I cursed the interruption. Every time my mother and I took two steps forward, something caused us to slide back three steps.
“Taking a picture, that’s all.” I held up the digital camera for proof. Where was my bodyguard boyfriend and Reginald? Granted, he wasn’t exactly a feral pig, nor did Nick make for a menacing presence, but these people were WEIRD, in capital letters, and I wanted some backup.

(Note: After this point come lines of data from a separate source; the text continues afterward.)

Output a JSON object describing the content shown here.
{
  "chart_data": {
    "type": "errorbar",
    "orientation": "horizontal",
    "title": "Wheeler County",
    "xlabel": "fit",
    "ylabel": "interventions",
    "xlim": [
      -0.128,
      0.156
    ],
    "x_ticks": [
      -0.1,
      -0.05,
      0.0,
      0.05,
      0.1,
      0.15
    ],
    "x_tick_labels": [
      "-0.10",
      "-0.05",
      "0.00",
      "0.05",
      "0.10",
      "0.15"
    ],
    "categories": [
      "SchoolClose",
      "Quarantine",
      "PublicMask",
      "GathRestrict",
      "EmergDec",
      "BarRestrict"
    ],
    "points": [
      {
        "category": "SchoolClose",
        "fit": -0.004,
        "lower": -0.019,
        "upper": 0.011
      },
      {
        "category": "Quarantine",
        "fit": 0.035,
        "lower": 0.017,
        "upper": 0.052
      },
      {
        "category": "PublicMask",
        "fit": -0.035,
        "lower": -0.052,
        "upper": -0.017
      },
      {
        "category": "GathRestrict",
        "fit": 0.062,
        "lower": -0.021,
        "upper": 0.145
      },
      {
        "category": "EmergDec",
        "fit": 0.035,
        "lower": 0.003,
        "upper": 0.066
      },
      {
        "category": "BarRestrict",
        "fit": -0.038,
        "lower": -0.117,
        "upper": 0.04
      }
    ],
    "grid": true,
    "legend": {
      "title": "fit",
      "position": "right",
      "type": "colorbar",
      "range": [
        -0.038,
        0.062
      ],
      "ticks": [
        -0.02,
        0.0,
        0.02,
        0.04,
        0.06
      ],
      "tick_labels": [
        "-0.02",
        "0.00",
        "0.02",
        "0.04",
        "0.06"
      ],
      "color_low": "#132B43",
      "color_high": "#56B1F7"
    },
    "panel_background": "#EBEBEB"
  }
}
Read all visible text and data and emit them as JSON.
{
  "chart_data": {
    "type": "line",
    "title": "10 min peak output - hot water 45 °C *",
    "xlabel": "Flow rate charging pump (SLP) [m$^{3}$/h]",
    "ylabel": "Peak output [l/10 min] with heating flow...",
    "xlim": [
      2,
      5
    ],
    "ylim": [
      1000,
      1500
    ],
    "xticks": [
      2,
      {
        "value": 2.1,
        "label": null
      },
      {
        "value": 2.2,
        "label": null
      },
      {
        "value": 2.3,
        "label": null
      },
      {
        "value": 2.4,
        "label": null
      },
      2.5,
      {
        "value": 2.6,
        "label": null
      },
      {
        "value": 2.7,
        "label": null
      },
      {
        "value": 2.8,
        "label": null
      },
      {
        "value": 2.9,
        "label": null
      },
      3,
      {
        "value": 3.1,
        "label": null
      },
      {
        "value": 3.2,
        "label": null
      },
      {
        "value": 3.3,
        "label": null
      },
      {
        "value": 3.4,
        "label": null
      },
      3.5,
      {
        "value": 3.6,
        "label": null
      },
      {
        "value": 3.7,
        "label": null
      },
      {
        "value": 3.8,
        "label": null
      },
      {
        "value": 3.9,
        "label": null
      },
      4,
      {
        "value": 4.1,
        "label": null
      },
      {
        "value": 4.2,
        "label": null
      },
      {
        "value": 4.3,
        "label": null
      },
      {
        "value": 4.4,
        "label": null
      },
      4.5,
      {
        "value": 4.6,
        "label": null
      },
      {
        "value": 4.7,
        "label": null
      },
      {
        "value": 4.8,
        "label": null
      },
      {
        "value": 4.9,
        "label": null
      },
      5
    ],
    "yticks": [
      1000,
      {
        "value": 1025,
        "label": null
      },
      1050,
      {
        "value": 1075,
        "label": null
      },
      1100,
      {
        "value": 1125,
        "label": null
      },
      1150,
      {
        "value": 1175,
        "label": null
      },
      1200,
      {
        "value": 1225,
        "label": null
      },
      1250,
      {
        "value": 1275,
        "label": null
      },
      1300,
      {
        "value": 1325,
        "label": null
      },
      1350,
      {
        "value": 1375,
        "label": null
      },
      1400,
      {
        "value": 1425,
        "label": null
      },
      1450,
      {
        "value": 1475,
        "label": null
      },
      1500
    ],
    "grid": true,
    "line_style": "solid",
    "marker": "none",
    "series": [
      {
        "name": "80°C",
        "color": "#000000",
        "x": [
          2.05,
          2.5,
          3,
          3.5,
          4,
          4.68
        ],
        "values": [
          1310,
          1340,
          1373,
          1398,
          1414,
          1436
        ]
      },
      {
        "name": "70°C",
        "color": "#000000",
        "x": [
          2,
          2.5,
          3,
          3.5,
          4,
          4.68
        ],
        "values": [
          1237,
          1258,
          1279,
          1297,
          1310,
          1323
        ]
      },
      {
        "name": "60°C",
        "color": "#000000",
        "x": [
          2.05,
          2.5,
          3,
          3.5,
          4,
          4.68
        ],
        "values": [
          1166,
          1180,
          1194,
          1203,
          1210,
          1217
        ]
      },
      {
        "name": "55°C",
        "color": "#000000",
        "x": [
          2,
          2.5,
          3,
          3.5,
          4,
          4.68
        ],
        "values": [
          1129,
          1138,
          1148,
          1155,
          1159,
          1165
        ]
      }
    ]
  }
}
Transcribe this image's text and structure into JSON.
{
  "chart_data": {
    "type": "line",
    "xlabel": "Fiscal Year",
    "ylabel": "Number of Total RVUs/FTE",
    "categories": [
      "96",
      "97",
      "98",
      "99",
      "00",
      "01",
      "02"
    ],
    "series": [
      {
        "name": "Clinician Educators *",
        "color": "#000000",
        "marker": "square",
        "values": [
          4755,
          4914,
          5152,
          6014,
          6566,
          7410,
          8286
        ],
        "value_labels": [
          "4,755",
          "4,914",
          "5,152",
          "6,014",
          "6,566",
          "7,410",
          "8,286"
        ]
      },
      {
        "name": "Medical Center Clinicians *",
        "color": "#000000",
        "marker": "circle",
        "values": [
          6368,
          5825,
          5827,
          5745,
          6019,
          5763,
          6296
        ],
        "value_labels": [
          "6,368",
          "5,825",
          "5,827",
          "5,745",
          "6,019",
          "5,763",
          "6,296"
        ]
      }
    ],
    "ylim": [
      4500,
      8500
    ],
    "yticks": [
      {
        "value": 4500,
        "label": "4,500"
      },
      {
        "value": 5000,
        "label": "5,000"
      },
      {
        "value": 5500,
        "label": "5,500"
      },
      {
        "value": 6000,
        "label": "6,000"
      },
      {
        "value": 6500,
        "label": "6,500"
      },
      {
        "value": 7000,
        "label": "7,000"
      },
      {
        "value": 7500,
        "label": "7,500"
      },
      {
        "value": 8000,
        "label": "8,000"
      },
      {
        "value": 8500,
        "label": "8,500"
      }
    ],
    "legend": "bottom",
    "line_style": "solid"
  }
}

“I meant, with the cardboard man,” Daisy Duke said. “If I had me one of those, why, I’d just love it. I could set him up in the living room, make him a real conversation piece, if you know what I mean.” She gave me a wink and a side-mouth “chuk-chuk,” like she was calling a horse.
“I’m sure you would.” I turned back to Ma, reframed the picture, and clicked, this time getting it right. “All set, Ma.”
“Is that your man?” Daisy Duke asked Ma. “Did he not want to come along on your trip to the Rockies? Or are you just framing him for blackmail purposes? I only ask because my neighbor Jolene did that and Lordy, she got a whole bunch of money from the divorce settlement for setting her man up in a compromisin’ position with a compromisin’ woman.” Daisy sighed. “’Course, she did have to pay it all back, once Jeremiah proved, with videotape, that she’d been compromisin’ with a little filly of her own, if you know what I mean. Seems videotape trumps photographs every time.”
I didn’t know what Daisy Duke meant in that long-winded paragraph of a sentence and I wasn’t going to ask for an explanation. Some things, I figured, were better left unknown.